Use of antidepressants in children and adolescents
Background
Several psychiatric disorders
in children have been shown to improve with the use of antidepressant
medication, especially selective serotonin reuptake inhibitors. These include major depression,
dysthymia, obsessive-compulsive disorder, generalized anxiety disorder, and
social phobia.
Types of antidepressants used
in children and adolescents include:
Fluoxetine
Sertraline
Paroxetine
Fluvoxamine
Citalopram
Bupropion
Venlafaxine
Nefazodone
Mirtazapine
Of these medications, the
only ones approved for use in children and adolescents are fluoxetine for major
depression and fluoxetine and sertraline have for obsessive-compulsive
disorder.
Antidepressants and
suicide
In June of 2003, evidence of
an increase in suicidal ideation in pediatric patients treated with paroxetine
was reported to the FDA. This was
followed by several studies and meta-analyses of existing data to determine the
safety of antidepressants in children.
In a review of 24
placebo-controlled clinical trials of antidepressants in pediatric patients,
there was an increased risk of suicidal ideation, with many studies showing a
relative risk of 2 or more.
However, of the 4600 patients in the 24 trials, there were no completed
suicides (Hammad et al, 2006).
A Cochrane review of 10
placebo controlled trials of SSRIs for depression had similar findings, namely
that there was a response to the medication at 8-12 weeks, there was an
increase risk of suicidal ideation in the same time frame (but no increased
risk of suicide completion.) This
review also found fluoxetine to be the only SSRI with consistent evidence of
improvement in depressive symptoms across three trials in both children and
adolescents (Hetrick et al, 2008).
It has been proposed that the
supposed increased rate of suicidality in patients treated with SSRIs may in
fact represent a greater likelihood of reporting suicidality to health care
professionals rather than an actual increase in suicidal ideation itself.

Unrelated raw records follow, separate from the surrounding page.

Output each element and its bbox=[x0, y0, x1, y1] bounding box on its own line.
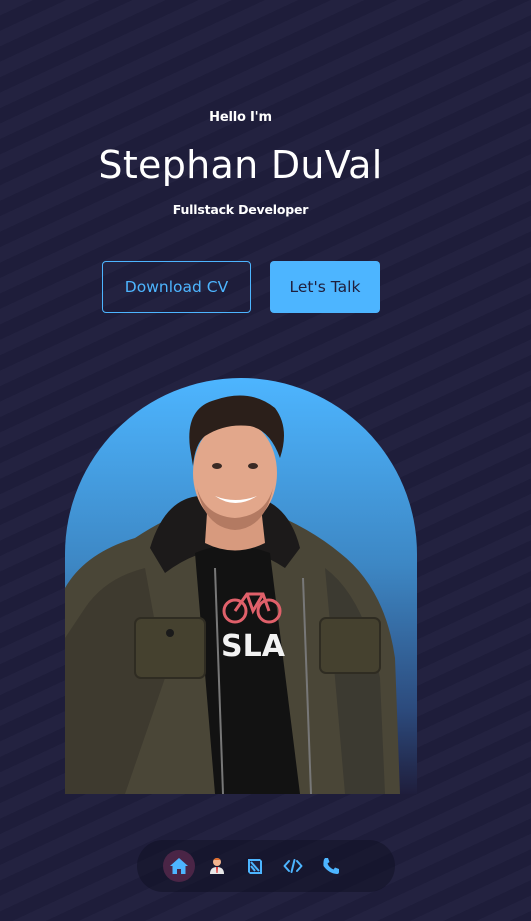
book-icon bbox=[248, 859, 262, 874]
nav-about[interactable] bbox=[201, 850, 233, 882]
role-subtitle: Fullstack Developer bbox=[172, 202, 309, 217]
profile-photo: SLA bbox=[65, 378, 417, 794]
shirt-text: SLA bbox=[221, 629, 286, 664]
nav-portfolio[interactable] bbox=[277, 850, 309, 882]
nav-home[interactable] bbox=[163, 850, 195, 882]
page-title: Stephan DuVal bbox=[98, 143, 383, 187]
user-icon bbox=[210, 858, 224, 874]
portrait-illustration: SLA bbox=[65, 395, 400, 794]
download-cv-button[interactable]: Download CV bbox=[102, 261, 251, 313]
phone-icon bbox=[323, 858, 339, 874]
nav-experience[interactable] bbox=[239, 850, 271, 882]
bottom-nav bbox=[137, 840, 395, 892]
lets-talk-button[interactable]: Let's Talk bbox=[270, 261, 380, 313]
code-icon bbox=[283, 859, 303, 873]
home-icon bbox=[170, 858, 188, 874]
greeting-text: Hello I'm bbox=[209, 110, 272, 125]
nav-contact[interactable] bbox=[315, 850, 347, 882]
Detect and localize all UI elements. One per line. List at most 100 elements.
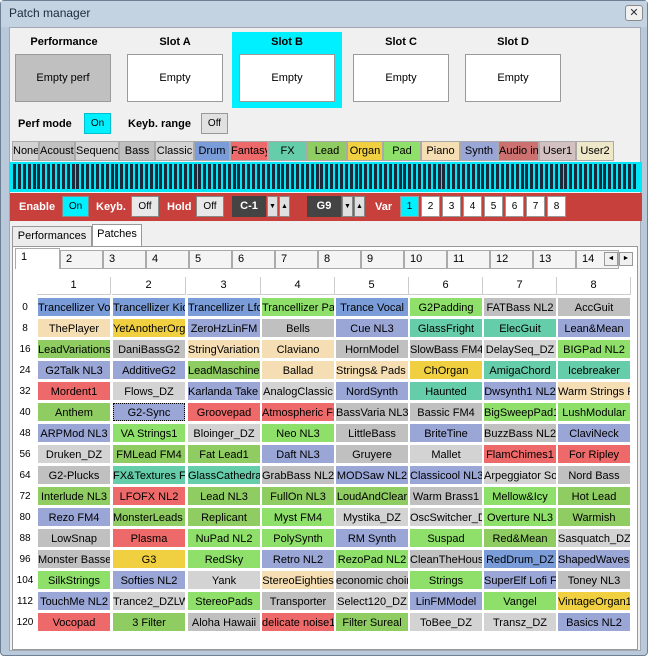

Verbalization and communication are
known to improve with antidepressant treatment, which may lead to more openess
concerning suicidality, which is often kept secret among pediatric patients.
Risk of untreated
depression
There is evidence that higher
SSRI prescription rates are associated with lower suicide rates in children and
adolescents. (Gibbons et al, 2006).
The absolute rate of adolescent suicide in the United States deceased
between 1990 and 2000, during a time of increased prescriptions for SSRIs (Olfson
et al, 2003).
In 2003, a black-box warning
of increased risk of suicidal ideation in pediatric patients treated with
SSRIs. One study found that
between 2003 and 2005, SSRI prescriptions for children and adolescents decreased
by 22% in the United States and the Netherlands. (Gibbons et al, 2007)
This same study found that during 2003-2004, youth suicides increased by
14% in the United States and 49% in the Netherlands. This represented the largest year-to-year change in suicide
rates in this age group in the United States ever recorded. This suggests that despite
existing untreated depression are
greater than the risks of pharmacotherapy in this age group.